The datasets in Machine learning can get really large and may lead to problems like crashing of algorithm or the system running out of memory.
Following are some ways to deal with large data files:
i.) Increase the memory of your computer - This is one of the easiest ways to deal with the problem. If your requirement is heavier, you can even consider renting computer time on cloud services.
ii.) Re-configure your tools and libraries - Check the tool or the library you are using& try to re-configure it to allocate more memory. Some of them are limited.
iii.) Decrease the dataset size - to something that you really require. If the system doesn't need that large data, why use it?
iv.) Use memory saving data format - Try converting your dataset to a format that can load it faster or uses lesser memory or may be doesn't need the complete dataset to be loaded into the memory at a time. Progressive loading can help you save the memory tremendously.
v.) Use RDBMS - This will need you to use algorithms that support these databases.
vi.) Use Big Data platforms if the dataset is really huge and nothing else gives you a good performance. 9. What is Classification Accuracy?
Classification Accuracy is the ratio of correct predictions made by your model to the total predictions. Usually it is presented in the percentage format.

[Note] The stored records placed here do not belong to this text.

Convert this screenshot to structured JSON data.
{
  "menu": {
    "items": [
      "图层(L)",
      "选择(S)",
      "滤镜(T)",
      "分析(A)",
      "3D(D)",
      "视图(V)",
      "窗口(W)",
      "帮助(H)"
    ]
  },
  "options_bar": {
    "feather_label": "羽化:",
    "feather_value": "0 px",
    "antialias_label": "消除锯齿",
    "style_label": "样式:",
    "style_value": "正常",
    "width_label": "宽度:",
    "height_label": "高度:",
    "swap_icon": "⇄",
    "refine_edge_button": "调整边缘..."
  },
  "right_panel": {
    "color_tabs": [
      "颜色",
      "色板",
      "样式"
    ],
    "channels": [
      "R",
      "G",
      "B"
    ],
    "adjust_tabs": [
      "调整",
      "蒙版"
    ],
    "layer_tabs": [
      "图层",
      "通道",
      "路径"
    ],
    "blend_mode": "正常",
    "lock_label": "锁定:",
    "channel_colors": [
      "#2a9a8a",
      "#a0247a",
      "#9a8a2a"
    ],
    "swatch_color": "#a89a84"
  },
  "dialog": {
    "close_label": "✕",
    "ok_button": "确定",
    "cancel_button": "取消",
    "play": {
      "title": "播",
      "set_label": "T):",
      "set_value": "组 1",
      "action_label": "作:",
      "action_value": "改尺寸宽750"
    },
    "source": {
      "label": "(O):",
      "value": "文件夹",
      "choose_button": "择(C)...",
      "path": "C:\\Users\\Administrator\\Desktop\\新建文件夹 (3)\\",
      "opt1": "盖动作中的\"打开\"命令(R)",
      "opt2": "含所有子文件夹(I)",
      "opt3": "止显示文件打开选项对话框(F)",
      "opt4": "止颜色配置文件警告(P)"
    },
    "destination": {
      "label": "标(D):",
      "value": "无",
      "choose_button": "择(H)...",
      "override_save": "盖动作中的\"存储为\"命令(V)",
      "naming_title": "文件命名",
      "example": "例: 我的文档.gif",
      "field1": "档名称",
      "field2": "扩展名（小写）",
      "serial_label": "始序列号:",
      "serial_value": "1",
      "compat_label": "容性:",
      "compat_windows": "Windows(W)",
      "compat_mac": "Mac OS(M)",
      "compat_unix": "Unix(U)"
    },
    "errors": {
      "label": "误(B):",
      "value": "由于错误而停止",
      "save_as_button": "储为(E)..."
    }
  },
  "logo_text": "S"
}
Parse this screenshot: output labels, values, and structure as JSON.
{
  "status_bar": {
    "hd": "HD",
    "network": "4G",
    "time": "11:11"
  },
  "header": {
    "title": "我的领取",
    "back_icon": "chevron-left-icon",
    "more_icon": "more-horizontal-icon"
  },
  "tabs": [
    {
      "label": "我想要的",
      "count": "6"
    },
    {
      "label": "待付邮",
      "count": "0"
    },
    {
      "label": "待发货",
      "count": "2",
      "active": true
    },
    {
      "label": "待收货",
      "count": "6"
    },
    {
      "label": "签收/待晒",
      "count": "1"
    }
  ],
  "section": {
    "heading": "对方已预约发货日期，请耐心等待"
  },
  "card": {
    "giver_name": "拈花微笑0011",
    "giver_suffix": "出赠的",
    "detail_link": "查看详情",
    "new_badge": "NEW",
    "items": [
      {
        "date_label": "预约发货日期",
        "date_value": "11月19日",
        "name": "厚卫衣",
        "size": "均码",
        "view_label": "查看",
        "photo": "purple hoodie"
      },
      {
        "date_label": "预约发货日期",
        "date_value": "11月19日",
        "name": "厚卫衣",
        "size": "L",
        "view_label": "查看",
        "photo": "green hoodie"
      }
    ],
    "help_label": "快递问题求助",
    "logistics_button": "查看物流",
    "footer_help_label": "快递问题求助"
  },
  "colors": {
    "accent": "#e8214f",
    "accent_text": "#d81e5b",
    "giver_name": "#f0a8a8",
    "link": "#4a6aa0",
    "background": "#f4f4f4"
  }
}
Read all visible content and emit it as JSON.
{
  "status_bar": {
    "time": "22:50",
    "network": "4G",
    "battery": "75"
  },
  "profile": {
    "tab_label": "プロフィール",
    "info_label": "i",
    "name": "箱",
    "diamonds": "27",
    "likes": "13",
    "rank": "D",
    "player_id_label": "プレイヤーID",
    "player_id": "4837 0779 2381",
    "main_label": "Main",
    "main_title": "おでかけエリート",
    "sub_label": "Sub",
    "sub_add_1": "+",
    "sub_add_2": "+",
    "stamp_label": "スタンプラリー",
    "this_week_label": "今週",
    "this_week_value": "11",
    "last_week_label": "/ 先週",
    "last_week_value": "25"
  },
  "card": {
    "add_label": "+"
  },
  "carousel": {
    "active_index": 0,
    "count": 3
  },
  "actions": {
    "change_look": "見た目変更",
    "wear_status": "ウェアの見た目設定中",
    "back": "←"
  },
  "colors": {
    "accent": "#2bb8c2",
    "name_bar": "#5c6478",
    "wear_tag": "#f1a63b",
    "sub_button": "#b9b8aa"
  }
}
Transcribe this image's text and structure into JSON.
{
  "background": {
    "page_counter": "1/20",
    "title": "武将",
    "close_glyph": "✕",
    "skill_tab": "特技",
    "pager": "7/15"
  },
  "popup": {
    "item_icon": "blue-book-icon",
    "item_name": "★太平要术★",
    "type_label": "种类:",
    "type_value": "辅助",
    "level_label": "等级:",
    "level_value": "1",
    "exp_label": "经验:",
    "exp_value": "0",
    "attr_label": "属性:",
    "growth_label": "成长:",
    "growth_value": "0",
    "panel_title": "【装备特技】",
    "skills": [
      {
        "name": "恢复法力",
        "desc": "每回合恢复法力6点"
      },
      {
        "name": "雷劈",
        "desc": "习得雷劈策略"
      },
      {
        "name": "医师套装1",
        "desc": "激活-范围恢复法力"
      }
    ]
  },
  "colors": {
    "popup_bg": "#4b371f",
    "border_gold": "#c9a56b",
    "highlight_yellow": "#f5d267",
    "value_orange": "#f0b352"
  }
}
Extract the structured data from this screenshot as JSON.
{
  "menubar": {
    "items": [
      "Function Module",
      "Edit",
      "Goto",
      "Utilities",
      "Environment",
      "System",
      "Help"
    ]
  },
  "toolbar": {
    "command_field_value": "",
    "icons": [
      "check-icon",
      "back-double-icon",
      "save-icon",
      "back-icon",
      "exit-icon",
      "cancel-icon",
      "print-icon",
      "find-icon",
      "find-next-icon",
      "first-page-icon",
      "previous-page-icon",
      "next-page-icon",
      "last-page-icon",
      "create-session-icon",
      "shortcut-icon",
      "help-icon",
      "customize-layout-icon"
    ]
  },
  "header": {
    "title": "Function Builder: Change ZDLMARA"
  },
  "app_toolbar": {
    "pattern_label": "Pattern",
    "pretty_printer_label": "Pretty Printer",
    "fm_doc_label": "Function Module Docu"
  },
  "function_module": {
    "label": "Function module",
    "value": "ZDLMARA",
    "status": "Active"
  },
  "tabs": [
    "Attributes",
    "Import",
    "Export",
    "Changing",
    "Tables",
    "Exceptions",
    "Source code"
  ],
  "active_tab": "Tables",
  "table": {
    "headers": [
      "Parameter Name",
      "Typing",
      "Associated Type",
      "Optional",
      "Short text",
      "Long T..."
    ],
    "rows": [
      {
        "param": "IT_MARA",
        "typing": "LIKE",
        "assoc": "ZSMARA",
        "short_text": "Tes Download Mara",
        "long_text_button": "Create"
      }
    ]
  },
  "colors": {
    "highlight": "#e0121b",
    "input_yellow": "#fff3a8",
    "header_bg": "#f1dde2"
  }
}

The reverse of classification accuracy rate is error rate.
The main limitation with Classification Accuracy Rate is, it at times doesn't give you a very clear picture of the performance of your model specially when your data contains 3 or more classes or when the number of classes are not even.
In these cases, you do not understand if the model is working equally well on all the classes or if it is ignoring some particular classes. So, while your accuracy percentage may be high, you can still not be sure about the performance of your model. 10. What is Data Leakage? How would you prevent it?
Data Leakage is when the model uses data other than the training data while getting created. This usually happens when validation or test data leaks into the training data.
Following are certain things you can do to prevent Data Leakage:
i.) Split your dataset into train, validation and test data & keep everything other than your train data away. Use it consciously when you are fully done with training the model.
ii.) Avoid over preparing the data otherwise it may lead to over fitting.
iii.) Remove all the data that you have prior to the event of your interest.
iv.) If you suspect some variables to be leaking into the model, consider removing them. 11. What do you know about Bagging?
Bagging or Bootstrap Aggregation is an ensemble method.
Ensemble methods take the predictions from various machine learning algorithms together and make predictions which are expected to be more accurate than any single method.
Bagging is used to reduce the variance of high variance algorithms like Decision Trees and can be used for both classification and regression problems.